SANCHO PANZA ATA LAS PATAS DE ROCINANTE
-Tú quédate aquí, Sancho, que yo voy a averiguar quién es el malandrín que arma tanto escándalo -anunció don Quijote-. Y si en tres días no he vuelto, vete al Toboso y dile a mi señora Dulcinea que he muerto batallando en su honor.
-¿Pero es que me va a dejar solo? -replicó Sancho echándose a llorar como un niño-. Déjese de aventuras, señor, y vámonos de aquí ahora mismo, que a veces se va por la lana y se vuelve trasquilado.
-No quiero lágrimas, Sancho, porque ya sabes cuál es mi deber.
Viendo que don Quijote no se ablandaba, el escudero decidió valerse de su ingenio para no quedarse solo, y aprovechando un despiste de su amo, se sacó el cinturón y le ató las patas a Rocinante. De manera que, cuando don Quijote quiso marchar, no pudo hacerlo, porque el caballo no podía moverse sino a saltos.
-Eso es que Dios se ha conmovido con mis lágrimas -dijo Sancho Panza- y ha ordenado que Rocinante no se mueva hasta que llegue el día.
-Dices bien, Sancho, así que me quedaré contigo hasta que amanezca, pues el buen cristiano debe obedecer a Dios.

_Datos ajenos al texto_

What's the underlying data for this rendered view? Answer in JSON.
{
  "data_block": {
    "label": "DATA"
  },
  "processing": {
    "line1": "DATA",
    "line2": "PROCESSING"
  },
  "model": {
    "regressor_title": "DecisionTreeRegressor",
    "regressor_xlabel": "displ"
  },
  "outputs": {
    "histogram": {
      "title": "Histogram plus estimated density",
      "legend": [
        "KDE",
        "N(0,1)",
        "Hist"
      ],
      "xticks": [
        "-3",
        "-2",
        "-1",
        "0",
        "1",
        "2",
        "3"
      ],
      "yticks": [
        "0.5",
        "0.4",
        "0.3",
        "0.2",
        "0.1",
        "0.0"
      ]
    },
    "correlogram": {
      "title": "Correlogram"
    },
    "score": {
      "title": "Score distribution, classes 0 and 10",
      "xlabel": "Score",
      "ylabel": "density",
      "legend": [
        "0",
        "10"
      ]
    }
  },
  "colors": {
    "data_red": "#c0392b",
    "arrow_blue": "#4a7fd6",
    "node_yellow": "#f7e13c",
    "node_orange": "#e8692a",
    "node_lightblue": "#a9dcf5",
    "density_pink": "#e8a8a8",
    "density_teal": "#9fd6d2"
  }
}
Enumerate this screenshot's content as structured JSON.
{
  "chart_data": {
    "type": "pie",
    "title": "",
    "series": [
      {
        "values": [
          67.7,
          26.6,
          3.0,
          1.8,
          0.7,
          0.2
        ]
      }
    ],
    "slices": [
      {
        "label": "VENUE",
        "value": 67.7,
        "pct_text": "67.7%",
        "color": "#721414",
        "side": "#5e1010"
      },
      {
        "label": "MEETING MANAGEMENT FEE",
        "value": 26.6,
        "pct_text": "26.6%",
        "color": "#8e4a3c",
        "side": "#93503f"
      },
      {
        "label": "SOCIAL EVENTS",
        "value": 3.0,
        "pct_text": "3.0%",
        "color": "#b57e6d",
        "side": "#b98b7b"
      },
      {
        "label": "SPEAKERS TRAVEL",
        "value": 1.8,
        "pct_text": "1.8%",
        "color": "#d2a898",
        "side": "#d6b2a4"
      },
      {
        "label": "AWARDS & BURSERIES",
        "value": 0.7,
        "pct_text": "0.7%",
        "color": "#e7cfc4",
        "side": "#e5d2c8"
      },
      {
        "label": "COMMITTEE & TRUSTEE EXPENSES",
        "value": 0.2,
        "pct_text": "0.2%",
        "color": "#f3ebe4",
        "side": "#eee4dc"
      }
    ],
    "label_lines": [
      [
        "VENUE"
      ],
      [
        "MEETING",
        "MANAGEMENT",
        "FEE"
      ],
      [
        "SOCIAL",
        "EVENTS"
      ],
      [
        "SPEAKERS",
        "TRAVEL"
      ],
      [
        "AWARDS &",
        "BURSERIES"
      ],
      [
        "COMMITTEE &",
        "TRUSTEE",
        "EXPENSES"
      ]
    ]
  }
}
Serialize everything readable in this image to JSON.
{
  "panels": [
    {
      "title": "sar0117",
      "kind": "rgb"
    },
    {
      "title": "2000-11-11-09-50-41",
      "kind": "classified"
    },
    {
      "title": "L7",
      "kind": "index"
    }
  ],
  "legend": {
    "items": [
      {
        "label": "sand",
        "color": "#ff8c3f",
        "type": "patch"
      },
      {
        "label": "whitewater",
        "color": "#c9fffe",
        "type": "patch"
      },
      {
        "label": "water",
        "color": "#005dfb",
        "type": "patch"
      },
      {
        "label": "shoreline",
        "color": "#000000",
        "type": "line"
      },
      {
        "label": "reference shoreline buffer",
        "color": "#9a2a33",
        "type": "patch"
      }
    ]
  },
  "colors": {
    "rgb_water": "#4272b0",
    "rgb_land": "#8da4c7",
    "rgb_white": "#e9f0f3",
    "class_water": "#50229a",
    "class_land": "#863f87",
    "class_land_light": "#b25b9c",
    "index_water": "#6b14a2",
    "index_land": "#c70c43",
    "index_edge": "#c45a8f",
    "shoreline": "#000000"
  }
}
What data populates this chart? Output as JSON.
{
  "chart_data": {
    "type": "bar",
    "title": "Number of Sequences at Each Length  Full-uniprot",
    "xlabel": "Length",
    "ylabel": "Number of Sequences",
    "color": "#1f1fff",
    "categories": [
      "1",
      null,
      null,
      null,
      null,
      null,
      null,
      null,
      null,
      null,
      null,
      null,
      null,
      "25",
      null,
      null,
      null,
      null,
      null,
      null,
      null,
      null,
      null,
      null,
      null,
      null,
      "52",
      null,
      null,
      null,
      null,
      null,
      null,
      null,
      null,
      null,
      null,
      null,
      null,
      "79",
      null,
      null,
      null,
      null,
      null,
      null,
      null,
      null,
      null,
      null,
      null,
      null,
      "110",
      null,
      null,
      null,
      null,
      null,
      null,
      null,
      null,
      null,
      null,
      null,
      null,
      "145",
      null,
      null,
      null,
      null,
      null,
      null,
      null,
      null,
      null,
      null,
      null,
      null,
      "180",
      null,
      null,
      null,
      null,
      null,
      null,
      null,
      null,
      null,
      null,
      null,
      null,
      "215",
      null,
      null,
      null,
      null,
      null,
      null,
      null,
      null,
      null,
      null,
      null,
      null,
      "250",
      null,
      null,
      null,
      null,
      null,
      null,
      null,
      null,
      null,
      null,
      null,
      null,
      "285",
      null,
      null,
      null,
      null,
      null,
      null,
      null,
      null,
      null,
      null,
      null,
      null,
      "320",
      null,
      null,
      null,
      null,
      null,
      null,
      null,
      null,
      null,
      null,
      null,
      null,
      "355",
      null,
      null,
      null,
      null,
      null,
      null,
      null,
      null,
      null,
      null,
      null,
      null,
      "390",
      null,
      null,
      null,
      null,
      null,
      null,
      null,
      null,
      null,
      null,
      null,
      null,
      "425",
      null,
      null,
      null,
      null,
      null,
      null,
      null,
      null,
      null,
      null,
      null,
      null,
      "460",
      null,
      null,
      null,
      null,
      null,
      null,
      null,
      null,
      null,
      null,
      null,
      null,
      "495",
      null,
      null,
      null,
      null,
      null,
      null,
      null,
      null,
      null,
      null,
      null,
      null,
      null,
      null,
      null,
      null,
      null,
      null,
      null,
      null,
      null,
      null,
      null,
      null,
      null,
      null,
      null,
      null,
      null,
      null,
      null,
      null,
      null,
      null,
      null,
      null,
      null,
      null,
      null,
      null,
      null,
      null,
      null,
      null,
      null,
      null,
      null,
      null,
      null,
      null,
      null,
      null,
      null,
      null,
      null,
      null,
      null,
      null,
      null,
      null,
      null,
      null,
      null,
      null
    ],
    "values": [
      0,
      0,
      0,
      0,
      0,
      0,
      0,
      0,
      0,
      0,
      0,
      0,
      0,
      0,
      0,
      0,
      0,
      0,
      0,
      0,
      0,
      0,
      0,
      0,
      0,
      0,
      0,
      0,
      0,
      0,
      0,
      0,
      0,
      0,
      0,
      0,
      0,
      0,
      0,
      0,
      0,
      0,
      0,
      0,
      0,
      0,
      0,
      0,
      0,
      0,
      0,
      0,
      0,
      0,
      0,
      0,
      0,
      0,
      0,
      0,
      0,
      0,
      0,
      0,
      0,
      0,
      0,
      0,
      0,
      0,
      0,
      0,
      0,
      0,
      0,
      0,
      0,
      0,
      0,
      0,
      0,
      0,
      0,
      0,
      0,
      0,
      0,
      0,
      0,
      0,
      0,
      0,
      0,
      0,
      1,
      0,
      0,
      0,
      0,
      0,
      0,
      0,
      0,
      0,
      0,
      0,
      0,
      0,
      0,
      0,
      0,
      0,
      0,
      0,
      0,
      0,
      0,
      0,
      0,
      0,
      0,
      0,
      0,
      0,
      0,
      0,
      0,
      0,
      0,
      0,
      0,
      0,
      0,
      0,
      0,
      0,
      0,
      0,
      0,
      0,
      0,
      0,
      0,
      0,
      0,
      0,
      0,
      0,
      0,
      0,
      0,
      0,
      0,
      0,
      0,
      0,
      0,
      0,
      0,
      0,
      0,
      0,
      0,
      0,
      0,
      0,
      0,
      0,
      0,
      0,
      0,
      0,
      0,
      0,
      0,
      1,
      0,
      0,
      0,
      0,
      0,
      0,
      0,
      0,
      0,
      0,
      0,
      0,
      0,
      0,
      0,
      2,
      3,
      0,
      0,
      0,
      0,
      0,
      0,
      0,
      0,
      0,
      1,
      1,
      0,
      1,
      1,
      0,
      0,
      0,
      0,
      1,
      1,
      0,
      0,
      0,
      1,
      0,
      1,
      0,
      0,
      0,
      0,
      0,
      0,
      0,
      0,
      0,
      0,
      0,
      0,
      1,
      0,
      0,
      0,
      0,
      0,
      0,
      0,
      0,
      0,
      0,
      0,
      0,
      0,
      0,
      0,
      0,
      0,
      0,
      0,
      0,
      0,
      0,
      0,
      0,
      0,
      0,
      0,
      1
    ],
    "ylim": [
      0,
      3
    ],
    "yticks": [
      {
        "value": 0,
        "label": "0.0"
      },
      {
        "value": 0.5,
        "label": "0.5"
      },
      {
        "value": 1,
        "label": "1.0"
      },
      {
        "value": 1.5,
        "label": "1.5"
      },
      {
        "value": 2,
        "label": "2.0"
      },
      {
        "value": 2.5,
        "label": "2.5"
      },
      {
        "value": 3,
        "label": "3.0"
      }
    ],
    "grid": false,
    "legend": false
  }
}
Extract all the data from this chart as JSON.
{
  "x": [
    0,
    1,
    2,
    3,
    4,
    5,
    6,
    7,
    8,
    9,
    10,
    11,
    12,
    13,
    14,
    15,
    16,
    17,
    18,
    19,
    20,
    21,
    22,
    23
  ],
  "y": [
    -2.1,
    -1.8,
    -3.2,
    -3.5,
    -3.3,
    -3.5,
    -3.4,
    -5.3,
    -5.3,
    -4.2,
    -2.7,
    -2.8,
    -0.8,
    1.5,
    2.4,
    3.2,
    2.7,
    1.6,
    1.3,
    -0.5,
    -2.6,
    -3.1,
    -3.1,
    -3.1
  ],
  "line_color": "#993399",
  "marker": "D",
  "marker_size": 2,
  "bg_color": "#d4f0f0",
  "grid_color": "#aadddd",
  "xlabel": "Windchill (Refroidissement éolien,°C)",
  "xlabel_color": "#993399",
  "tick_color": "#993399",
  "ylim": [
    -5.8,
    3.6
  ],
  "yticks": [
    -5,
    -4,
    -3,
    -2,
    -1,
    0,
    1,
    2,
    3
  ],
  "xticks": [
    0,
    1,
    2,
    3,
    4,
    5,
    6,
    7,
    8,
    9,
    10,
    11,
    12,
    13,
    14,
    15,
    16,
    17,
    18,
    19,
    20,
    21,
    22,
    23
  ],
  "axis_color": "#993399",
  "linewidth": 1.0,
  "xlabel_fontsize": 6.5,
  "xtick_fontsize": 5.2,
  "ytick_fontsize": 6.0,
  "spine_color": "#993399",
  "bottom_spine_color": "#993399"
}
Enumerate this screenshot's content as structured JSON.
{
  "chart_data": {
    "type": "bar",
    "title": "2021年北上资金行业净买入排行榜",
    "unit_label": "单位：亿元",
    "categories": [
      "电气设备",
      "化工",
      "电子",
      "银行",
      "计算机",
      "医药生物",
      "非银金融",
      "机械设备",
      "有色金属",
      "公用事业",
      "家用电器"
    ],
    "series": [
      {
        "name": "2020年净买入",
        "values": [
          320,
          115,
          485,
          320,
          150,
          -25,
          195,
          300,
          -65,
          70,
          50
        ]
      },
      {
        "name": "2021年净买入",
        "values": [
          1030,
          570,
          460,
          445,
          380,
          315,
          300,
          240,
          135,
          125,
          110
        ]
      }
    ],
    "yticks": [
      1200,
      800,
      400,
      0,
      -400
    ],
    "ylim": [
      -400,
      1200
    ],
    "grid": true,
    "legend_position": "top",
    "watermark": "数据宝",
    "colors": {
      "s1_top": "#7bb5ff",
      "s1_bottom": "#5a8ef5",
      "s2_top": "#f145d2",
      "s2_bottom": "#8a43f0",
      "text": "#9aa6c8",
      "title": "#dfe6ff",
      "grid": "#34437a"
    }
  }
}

Durante la noche, los golpes no cesaron y, por culpa del miedo o de algo que había comido, a Sancho se le revolvió el vientre, por lo que tuvo que descargarlo. Pero, como no se atrevía a apartarse ni un pelo de su señor, se bajó los calzones allí mismo e hizo con el menor ruido posible lo que nadie podía hacer por él. Don Quijote, que era de olfato fino, notó en las narices los vapores que soltaba su escudero, y protestó indignado:
-Apártate, Sancho, que hueles mucho, y no de rosas. Apártate, te digo, y, de ahora en adelante, tenme más respeto y no te alivies tan cerca de mí.